So - the breakthrough meds should be 25% of what your long acting meds are and you have to pulse them. Talk to you doctor, you do not need to go through this alone. I was pretty much alone and very frightened.
So now I have stabilised my dose. I went through 9/10 pain scale flu symptoms and now I have gone to about a 3. I am staying on 6mgs this month. I am talking to my doctor ( who is pressuring me now to stop ) about slowing this process so it does not affect my immune system so soon after treatment. If it takes me 2 years, it has to, but I will be comfortable.
I was told that the worst part is still to come, with not much relief at all when I have to cut the medication COMPLETELY. I wont be able to take breakthrough meds for that period, and I can only hope that withdrawing off of 3mgs wont be as bad as 12 mgs.
Please be careful and listen to your gut on medications!
I am very happy that I don't have much more pain and that my Lyme was treated. I took Biaxxin, Flagyl, Mepron, Zithromax and Plaquenil. I didn't suffer from side effects except for Candida.
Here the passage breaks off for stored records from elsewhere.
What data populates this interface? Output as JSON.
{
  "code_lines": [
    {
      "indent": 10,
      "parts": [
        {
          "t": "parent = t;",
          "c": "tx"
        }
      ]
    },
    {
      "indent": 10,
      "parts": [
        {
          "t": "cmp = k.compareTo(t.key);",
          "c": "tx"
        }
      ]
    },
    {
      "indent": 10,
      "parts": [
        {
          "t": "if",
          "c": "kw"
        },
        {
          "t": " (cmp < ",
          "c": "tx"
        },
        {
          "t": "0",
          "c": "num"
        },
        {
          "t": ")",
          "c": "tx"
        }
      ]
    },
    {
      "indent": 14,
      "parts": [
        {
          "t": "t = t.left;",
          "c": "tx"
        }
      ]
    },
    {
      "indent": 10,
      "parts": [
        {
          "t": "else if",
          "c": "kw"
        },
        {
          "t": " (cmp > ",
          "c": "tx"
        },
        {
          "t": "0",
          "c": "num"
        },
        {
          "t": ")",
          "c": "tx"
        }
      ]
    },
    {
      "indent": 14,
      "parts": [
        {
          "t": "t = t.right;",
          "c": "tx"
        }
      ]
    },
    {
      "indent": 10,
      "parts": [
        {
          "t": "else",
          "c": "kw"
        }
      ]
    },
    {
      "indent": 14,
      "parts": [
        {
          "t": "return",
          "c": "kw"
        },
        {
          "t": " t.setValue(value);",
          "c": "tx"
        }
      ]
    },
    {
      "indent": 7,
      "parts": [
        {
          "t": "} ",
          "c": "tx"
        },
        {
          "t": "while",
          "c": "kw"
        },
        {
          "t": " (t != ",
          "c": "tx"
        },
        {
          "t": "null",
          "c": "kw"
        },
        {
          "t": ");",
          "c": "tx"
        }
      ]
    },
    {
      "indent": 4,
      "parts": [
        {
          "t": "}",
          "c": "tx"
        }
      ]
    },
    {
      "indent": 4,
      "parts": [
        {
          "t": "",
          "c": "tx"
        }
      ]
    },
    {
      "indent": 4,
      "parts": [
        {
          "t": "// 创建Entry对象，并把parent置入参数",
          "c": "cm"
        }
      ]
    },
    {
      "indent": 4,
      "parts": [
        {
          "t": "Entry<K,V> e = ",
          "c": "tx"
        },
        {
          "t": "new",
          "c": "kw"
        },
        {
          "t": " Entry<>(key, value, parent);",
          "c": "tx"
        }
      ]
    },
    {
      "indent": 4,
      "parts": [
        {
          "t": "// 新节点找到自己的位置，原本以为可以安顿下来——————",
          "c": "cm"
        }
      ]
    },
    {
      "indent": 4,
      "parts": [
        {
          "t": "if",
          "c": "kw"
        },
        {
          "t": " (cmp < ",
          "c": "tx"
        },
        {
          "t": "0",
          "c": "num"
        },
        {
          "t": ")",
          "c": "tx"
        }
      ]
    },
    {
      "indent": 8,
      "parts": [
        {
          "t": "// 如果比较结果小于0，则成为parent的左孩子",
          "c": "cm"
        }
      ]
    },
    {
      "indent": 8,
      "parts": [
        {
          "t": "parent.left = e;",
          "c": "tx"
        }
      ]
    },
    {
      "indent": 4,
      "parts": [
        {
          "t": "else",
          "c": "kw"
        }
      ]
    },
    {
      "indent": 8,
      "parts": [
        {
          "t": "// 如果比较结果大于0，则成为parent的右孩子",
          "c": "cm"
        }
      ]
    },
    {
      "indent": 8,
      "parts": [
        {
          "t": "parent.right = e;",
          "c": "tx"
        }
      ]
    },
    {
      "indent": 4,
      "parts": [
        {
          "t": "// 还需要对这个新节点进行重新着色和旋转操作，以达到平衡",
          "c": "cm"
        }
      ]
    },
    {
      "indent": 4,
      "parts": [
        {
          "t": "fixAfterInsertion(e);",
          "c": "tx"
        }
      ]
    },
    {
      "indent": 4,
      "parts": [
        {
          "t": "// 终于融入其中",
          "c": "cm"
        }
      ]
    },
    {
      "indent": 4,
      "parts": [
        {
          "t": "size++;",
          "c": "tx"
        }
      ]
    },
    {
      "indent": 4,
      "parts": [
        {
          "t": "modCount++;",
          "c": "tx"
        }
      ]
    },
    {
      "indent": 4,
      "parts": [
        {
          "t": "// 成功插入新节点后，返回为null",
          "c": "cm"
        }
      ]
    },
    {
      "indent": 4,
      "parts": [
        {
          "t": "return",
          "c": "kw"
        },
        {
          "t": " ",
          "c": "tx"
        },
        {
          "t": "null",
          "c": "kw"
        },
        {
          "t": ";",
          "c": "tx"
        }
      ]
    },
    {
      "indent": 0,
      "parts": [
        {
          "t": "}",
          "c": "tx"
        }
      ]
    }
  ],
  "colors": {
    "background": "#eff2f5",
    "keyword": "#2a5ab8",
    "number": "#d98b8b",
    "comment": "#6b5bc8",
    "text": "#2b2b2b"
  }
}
I am now feeling 80% better and I NEVER EVER EVER thought there was hope. I was so beyond it. I am so glad I met my LLMD. He is staying in his profession and not retiring anymore, and I am very happy.
I guess the lesson is to try to get the right treatment first. Imagine if lyme were like other diseases where the first migraine with flu like symptoms, a blood test would be 100% accurate. No scarey pain killers to get addicted to!
Sounds like you are very proactive and recovering. So great to hear of your lyme recovery. I also suffered for years with migraines and now am being treated for lyme.
I hope that like you, they never come back again but it's hard to believe it can happen.
You said you had no side effects on your abx only candida...did you herx at all in the beginning?
-------------------- We are spiritual beings on a human journey...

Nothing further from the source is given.